December 31, 2024 - 7:00am

UK Culture Secretary Lisa Nandy has written to video-sharing platforms such as YouTube and TikTok, encouraging them to promote educational content to children so they can find “higher-quality” material more easily. This may seem well-intentioned, given that children have migrated to spending more time on streaming and social media platforms rather than watching television. Yet we should be wary of normalising this trend or accepting it as an inevitability — and we should be even more careful about giving Big Tech responsibility for deciding what should capture children’s attention.

Nandy should not be encouraging parents to use YouTube Kids, an app with over 11 million weekly viewers which is effectively an infinite slurry of multicoloured, mindless content. Studies have shown that using YouTube from a young age, when children have higher neuroplasticity, can delay language skills, impair emotional and behavioural regulation, and lead to poor self-control. While there are some genuinely informative and creative channels available, YouTube Kids is, ultimately, an algorithmically-incentivised advertising platform. Its very model is designed to be as addictive as possible — through features such as autoplay, which means that there is no natural endpoint — and to thrive on the consumption of clickbait. Educational material is inevitably sidelined and subsumed by content that is at worst horribly inappropriate, and at best completely vapid.

The Culture Secretary can impel YouTube all she likes to promote its educational content, but time and time again YouTube Kids has proven to be as much of a Wild West as the rest of the internet. A 2022 investigation by Tech Transparency Project found that videos on YouTube Kids talk positively about cocaine and crystal meth, provide instructions for concealing a gun, encourage skin bleaching, and introduce diet culture to children.

What’s more, children can easily find videos with well-known cartoon or Disney characters in violent or lewd situations. One channel, which has over 5 billion views, contains videos with titles like “Naked Hulk loses his pants” or “Frozen Elsa’s arm is broken by Spiderman”, while a WIRED investigation uncovered videos of Paw Patrol characters attempting suicide. Some videos “self-badge” as educational, and therefore may be promoted or chosen by parents, but may only be so because they contain words for colours — for example, “red” — when they are actually selling McDonalds.

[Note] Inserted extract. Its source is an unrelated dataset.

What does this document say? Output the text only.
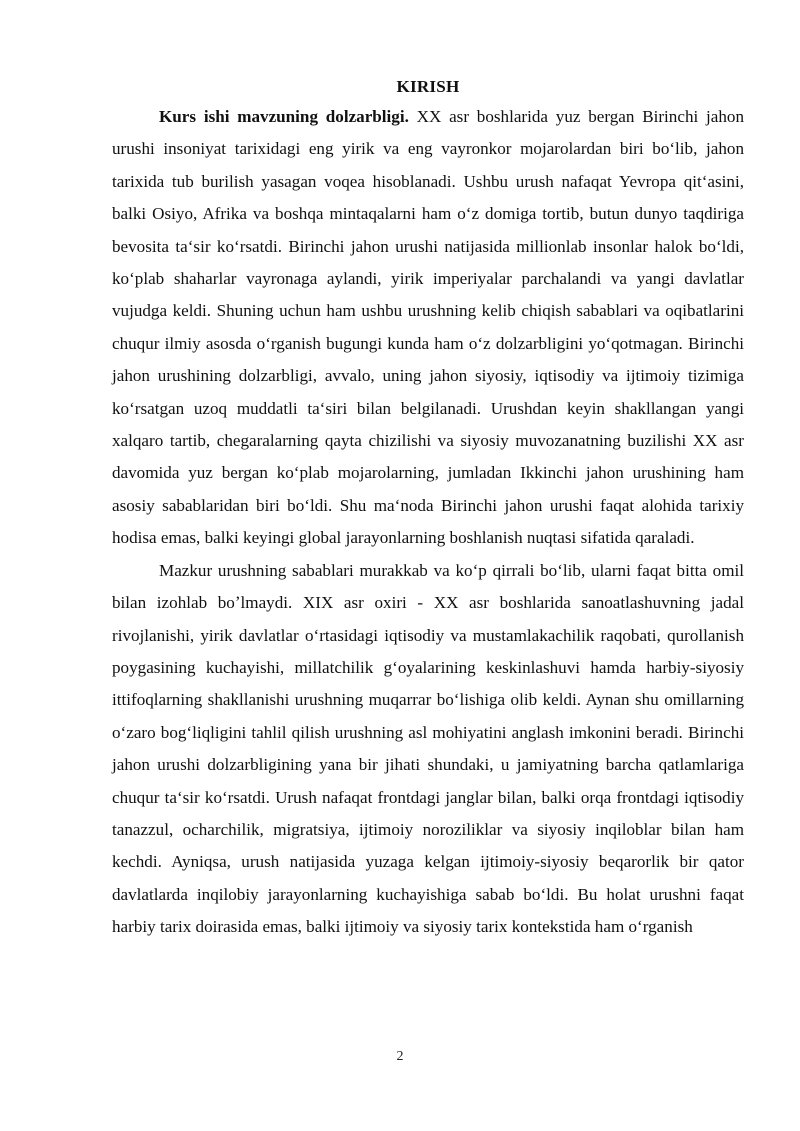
KIRISH

Kurs ishi mavzuning dolzarbligi. XX asr boshlarida yuz bergan Birinchi jahon urushi insoniyat tarixidagi eng yirik va eng vayronkor mojarolardan biri boʻlib, jahon tarixida tub burilish yasagan voqea hisoblanadi. Ushbu urush nafaqat Yevropa qitʻasini, balki Osiyo, Afrika va boshqa mintaqalarni ham oʻz domiga tortib, butun dunyo taqdiriga bevosita taʻsir koʻrsatdi. Birinchi jahon urushi natijasida millionlab insonlar halok boʻldi, koʻplab shaharlar vayronaga aylandi, yirik imperiyalar parchalandi va yangi davlatlar vujudga keldi. Shuning uchun ham ushbu urushning kelib chiqish sabablari va oqibatlarini chuqur ilmiy asosda oʻrganish bugungi kunda ham oʻz dolzarbligini yoʻqotmagan. Birinchi jahon urushining dolzarbligi, avvalo, uning jahon siyosiy, iqtisodiy va ijtimoiy tizimiga koʻrsatgan uzoq muddatli taʻsiri bilan belgilanadi. Urushdan keyin shakllangan yangi xalqaro tartib, chegaralarning qayta chizilishi va siyosiy muvozanatning buzilishi XX asr davomida yuz bergan koʻplab mojarolarning, jumladan Ikkinchi jahon urushining ham asosiy sabablaridan biri boʻldi. Shu maʻnoda Birinchi jahon urushi faqat alohida tarixiy hodisa emas, balki keyingi global jarayonlarning boshlanish nuqtasi sifatida qaraladi.

Mazkur urushning sabablari murakkab va koʻp qirrali boʻlib, ularni faqat bitta omil bilan izohlab boʼlmaydi. XIX asr oxiri - XX asr boshlarida sanoatlashuvning jadal rivojlanishi, yirik davlatlar oʻrtasidagi iqtisodiy va mustamlakachilik raqobati, qurollanish poygasining kuchayishi, millatchilik gʻoyalarining keskinlashuvi hamda harbiy-siyosiy ittifoqlarning shakllanishi urushning muqarrar boʻlishiga olib keldi. Aynan shu omillarning oʻzaro bogʻliqligini tahlil qilish urushning asl mohiyatini anglash imkonini beradi. Birinchi jahon urushi dolzarbligining yana bir jihati shundaki, u jamiyatning barcha qatlamlariga chuqur taʻsir koʻrsatdi. Urush nafaqat frontdagi janglar bilan, balki orqa frontdagi iqtisodiy tanazzul, ocharchilik, migratsiya, ijtimoiy noroziliklar va siyosiy inqiloblar bilan ham kechdi. Ayniqsa, urush natijasida yuzaga kelgan ijtimoiy-siyosiy beqarorlik bir qator davlatlarda inqilobiy jarayonlarning kuchayishiga sabab boʻldi. Bu holat urushni faqat harbiy tarix doirasida emas, balki ijtimoiy va siyosiy tarix kontekstida ham oʻrganish

2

Rather than relying on YouTube to moderate and filter its content effectively, a challenging task given that over 500 hours of video are uploaded every minute, Nandy should focus on investing in high-quality public service broadcasting and educational resources, such as BBC Bitesize, that will genuinely educate, entertain, and inform.

There was a 52% decline in funding for children’s TV between 2002 and 2018, which may be a reflection of changing behavioural patterns, but the unprecedented success of Peppa Pig — a British show worth £6 billion and watched in 180 countries — proves the power and importance of children’s viewing experiences. From Teletubbies to Postman Pat, Britain has previously been a world leader in children’s content, and has proven that cartoons do not have to be frivolous and time-wasting; many series contain well-developed characters, comic subplots, or interesting narratives. This is what Nandy should be championing, rather than assuming Big Tech can be trusted to have children’s best interests at heart.


Kristina Murkett is a freelance writer and English teacher.